Стопки были крохотные и такие тонкие, что просто чудо, как им удалось уцелеть после стольких лет.

– Ты плохо выглядишь, сынок.

И она туда же! Впрочем, он так и думал, что она заметит.

Она разглядывала его острым, почти медицинским взглядом, пытаясь распознать, что он скрывает от нее.

Он был самым обыкновенным ребенком, она – самой обыкновенной матерью. И все же в этом доме, так же как много лет спустя на улице Королевского Брата, он был несчастлив, ему было как-то не по себе. Никогда он не чувствовал, что это его дом. Конечно, он жалел отца, не встающего с кресла. Мать говорила ему: – Твой отец болен.

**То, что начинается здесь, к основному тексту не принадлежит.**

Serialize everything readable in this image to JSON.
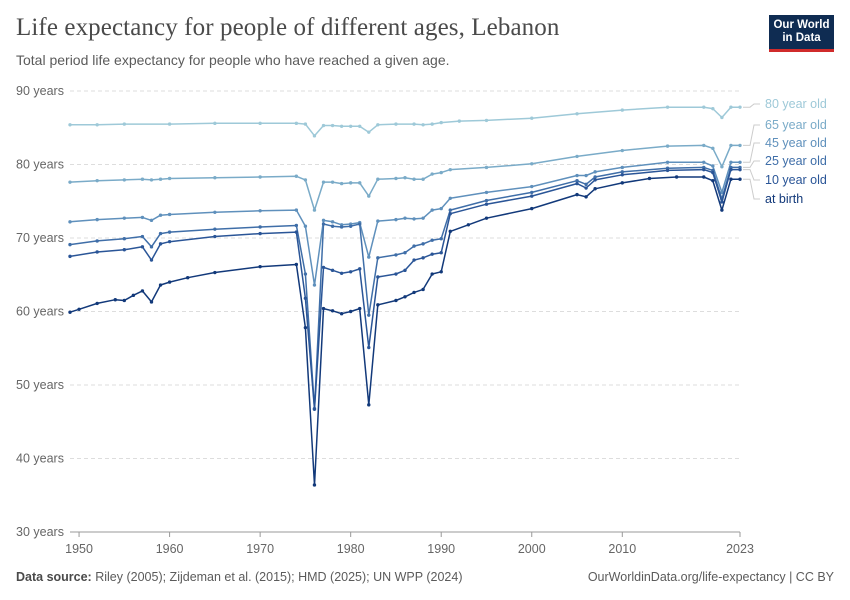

А когда он хотел побольше узнать об отцовской болезни, таинственно добавляла:

– Это у него с головой. Ты не поймешь. Врачи и те не понимают.

Но врачи не ходили к нему. Ни один. Разве что перед самой смертью. Может быть, она консультировалась у них? И поскольку отец тяжело болел, мальчик не должен был шуметь, должен был всегда молчать, не противоречить больному, быть первым учеником в классе, есть что дают, даже телячью голову – блюдо, вызывавшее у него отвращение, но отец требовал, чтобы его готовили не реже двух раз в неделю.

Мать посвятила свою жизнь инвалиду, и благодаря этому ее считали чуть ли не святой, и все продавцы квартала твердили ему об этом, покачивая головами с восхищением и сочувствием.

– Где у него болит, мама?

– Повсюду и нигде.

– Он и в самом деле не может ходить?

– Он пошел бы, если б прошла голова.

Странная болезнь отца беспокоила его. Отец одного из товарищей по классу лечился в санатории; у другого – погиб в уличной аварии. Он был единственным, у кого отец, с виду совершенно здоровый человек, неподвижно сидел в кресле.

Позже он много думал об этом, может быть, из-за этой семейной тайны он и выбрал медицину, а не юриспруденцию, хотя в те времена при виде крови ему делалось дурно.

Отец умер, когда Жан поступил на медицинский факультет. И если сначала он хотел изучать психиатрию, то, может быть, именно потому, что намеревался объяснить загадку последних лет жизни отца?

Он так и остался бы в психиатрии, если б не узнал, что открывается вакансия практиканта на акушерском отделении в больнице Брока. Он только что женился. Семья еле сводила концы с концами. Он подготовил конкурсную работу в рекордный срок.

– Твоя клиника по-прежнему процветает?

С тех пор как од приобрел клинику, мать упорно притворялась, будто думает, что его деятельность ограничивается одной работой в клинике. Он, со своей стороны, также наблюдал за матерью, пытаясь проанализировать их отношения.